Granted, with the usage of Apache Commons Collections, this can be written as:

  if( CollectionUtils.isEmpty(users) ) {

However, this just makes the code easier to understand and write — but under the cover there is still the same test being operated. Rather than returning null in such cases, I always prefer to return instead an empty List — mostly because I structure my code such that if the list is empty, a for loop won’t get executed. So for instance I would prefer to re-write the displayUsers function above as follows:

...
public void displayUsers( String clientName ) {
  List users = getUsers( clientName );
  //if getUsers doesn't return any users then the for below doesn't execute and we don't display anything
  for( String user : users ) {
    ...
  }
}

This does mean however, that if getUsers returns null we end up with a nice NPE (NullPointerException). So ideally we want to ensure that getUsers never returns null. One way to do this is to ensure a fresh ArrayList instead of null:

...
...
public List getUsers(String clientName) { 
  int clientId; //retrieve the client id based on clientName - e.g. from database etc 
  ... 
  //we assume clientId should be zero or above 
  List users = new ArrayList(); 
  if( clientId > 0 ) { 
    //now append all the users to this list 
    ... 
  } 
  return users; 
} 
... 
//code calling the above function
public void displayUsers(String clientName) {
 List users = getUsers( clientName );
  //if getUsers doesn't return any users then the for below doesn't execute and we don't display anything
  for( String user : users ) {
    ...
  }
}

This however, means that for each call we could end up creating a new ArrayList just for the purpose of returning an empty List — which needless to say it’s not desireable in a high throughput system as this memory will be marked “ready for garbage collection” after the call to displayUsers. So ideally we want to avoid creating new List‘s every time getUsers. This can be done by declaring a static final constant and set it to an empty list:

...
private static final List EMPTY_LIST = new ArrayList();
...
public List getUsers(String clientName) { 
 int clientId; //retrieve the client id based on clientName - e.g. from database etc 
 ... 
 //we assume clientId should be zero or above 
 List users = EMPTY_LIST; 
 if( clientId > 0 ) { 
   users = new ArrayList();
   //now append all the users to this list 
   ... 
 } 
 return users; 
}

This seems to do it however, there’s still a big problem — while EMPTY_LIST is declared final, it means that no one can modify the reference, but it doesn’t mean we cannot modify the contents of it!
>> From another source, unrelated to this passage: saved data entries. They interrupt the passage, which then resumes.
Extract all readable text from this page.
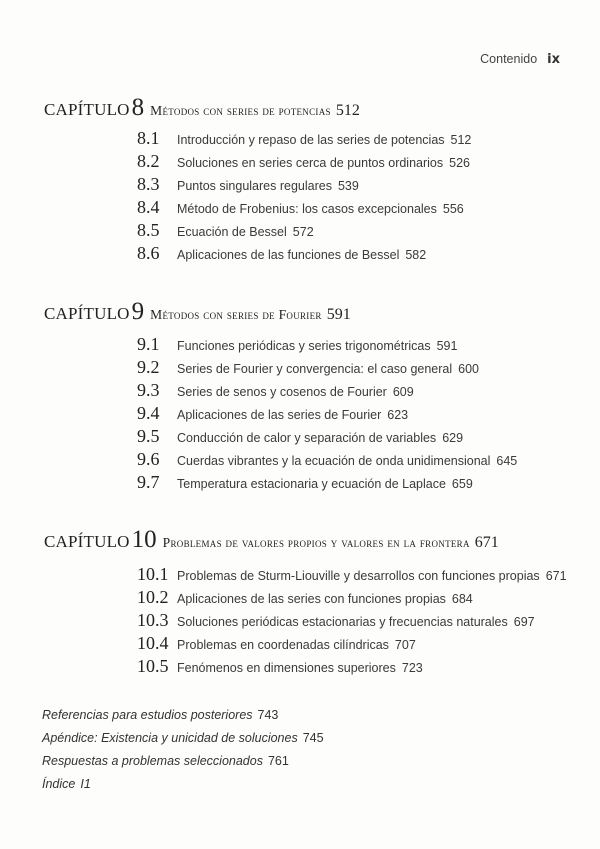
Contenido ix
CAPÍTULO8 Métodos con series de potencias 512
8.1 Introducción y repaso de las series de potencias 512
8.2 Soluciones en series cerca de puntos ordinarios 526
8.3 Puntos singulares regulares 539
8.4 Método de Frobenius: los casos excepcionales 556
8.5 Ecuación de Bessel 572
8.6 Aplicaciones de las funciones de Bessel 582
CAPÍTULO9 Métodos con series de Fourier 591
9.1 Funciones periódicas y series trigonométricas 591
9.2 Series de Fourier y convergencia: el caso general 600
9.3 Series de senos y cosenos de Fourier 609
9.4 Aplicaciones de las series de Fourier 623
9.5 Conducción de calor y separación de variables 629
9.6 Cuerdas vibrantes y la ecuación de onda unidimensional 645
9.7 Temperatura estacionaria y ecuación de Laplace 659
CAPÍTULO10 Problemas de valores propios y valores en la frontera 671
10.1 Problemas de Sturm-Liouville y desarrollos con funciones propias 671
10.2 Aplicaciones de las series con funciones propias 684
10.3 Soluciones periódicas estacionarias y frecuencias naturales 697
10.4 Problemas en coordenadas cilíndricas 707
10.5 Fenómenos en dimensiones superiores 723
Referencias para estudios posteriores 743
Apéndice: Existencia y unicidad de soluciones 745
Respuestas a problemas seleccionados 761
Índice I1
So if the code that calls getUsers might occasionally modify the return value for whatever reasons, we can end up with the EMPTY_LIST instance no longer being empty (if some code adds String‘s to it!). One way to prevent this, is to use the Collections.unmodifiableList function in JDK which will ensure your EMPTY_LIST stays empty:

...
private static final List EMPTY_LIST = Collections.unmodifiableList( new ArrayList() );
...
public List getUsers(String clientName) { 
 int clientId; //retrieve the client id based on clientName - e.g. from database etc 
 ... 
 //we assume clientId should be zero or above 
 List users = EMPTY_LIST; 
 if( clientId > 0 ) { 
   users = new ArrayList();
   //now append all the users to this list 
   ... 
 } 
 return users; 
}

Not a big trick to be honest, but I found out it helps.
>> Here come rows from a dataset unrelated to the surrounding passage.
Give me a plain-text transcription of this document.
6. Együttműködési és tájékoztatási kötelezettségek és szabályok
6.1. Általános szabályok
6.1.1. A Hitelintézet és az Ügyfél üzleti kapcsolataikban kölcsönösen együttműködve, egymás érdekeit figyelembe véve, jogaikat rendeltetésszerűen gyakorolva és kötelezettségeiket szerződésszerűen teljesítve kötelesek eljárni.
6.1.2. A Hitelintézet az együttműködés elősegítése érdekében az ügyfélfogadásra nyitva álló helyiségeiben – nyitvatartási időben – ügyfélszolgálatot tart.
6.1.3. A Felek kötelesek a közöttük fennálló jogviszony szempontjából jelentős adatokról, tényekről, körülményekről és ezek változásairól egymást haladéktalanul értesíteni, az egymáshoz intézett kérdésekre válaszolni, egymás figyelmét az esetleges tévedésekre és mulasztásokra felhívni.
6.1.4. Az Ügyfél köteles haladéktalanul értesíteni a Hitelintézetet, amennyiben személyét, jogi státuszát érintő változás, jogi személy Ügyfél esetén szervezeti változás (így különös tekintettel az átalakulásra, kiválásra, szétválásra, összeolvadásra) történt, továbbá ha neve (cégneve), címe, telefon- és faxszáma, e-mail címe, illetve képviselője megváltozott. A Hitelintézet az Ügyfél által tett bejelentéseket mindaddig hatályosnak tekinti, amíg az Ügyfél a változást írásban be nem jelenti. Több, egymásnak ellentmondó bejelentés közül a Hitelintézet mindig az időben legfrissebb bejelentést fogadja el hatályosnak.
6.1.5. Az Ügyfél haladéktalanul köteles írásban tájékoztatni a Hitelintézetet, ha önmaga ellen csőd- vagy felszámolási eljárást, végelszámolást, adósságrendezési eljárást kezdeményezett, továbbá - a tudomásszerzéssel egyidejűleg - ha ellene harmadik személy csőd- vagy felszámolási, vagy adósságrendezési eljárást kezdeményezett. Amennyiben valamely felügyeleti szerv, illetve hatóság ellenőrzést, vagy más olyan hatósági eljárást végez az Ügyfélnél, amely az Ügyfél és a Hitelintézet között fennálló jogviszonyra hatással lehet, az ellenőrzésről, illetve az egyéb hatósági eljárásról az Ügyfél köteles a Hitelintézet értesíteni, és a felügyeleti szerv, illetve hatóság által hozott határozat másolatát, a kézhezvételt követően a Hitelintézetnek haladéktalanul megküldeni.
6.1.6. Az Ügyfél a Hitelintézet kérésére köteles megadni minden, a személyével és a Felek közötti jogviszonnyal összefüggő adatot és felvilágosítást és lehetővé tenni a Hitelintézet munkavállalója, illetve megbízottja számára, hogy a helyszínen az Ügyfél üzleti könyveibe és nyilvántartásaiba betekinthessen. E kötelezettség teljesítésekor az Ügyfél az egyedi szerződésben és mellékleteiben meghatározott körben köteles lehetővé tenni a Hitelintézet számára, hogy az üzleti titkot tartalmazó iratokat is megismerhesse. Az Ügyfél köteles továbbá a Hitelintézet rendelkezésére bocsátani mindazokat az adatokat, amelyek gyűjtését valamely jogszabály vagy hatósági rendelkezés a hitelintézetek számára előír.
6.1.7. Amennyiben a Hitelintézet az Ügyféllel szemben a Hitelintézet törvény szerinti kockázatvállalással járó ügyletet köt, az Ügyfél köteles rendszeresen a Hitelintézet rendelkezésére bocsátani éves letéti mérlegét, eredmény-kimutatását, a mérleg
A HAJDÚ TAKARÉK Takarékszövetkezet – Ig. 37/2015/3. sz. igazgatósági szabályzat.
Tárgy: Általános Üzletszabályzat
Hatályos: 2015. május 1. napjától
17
2 Responses to “Neat Trick for Returning an Empty List in Java”

  1. Dave Schumann

    This should be virtually as fast and looks much cleaner for returning an always-empty list:

    if (clientId <= 0) {
    return Arrays.asList()
    }

  2. Liv

    You are right, however, the List you are returning DOES allow for the caller to modify it — which was half the point I was trying to make. If you are returning an empty list just to signal there is nothing to return, then I’d stick to my approach, to ensure the client doesn’t modify it (and also share one single instance across all code, thus saving on memory and time to create these instances).
    If however, you need your caller to add/delete things from the list, your approach is quite likely the better one.
    Thank you for your comment though!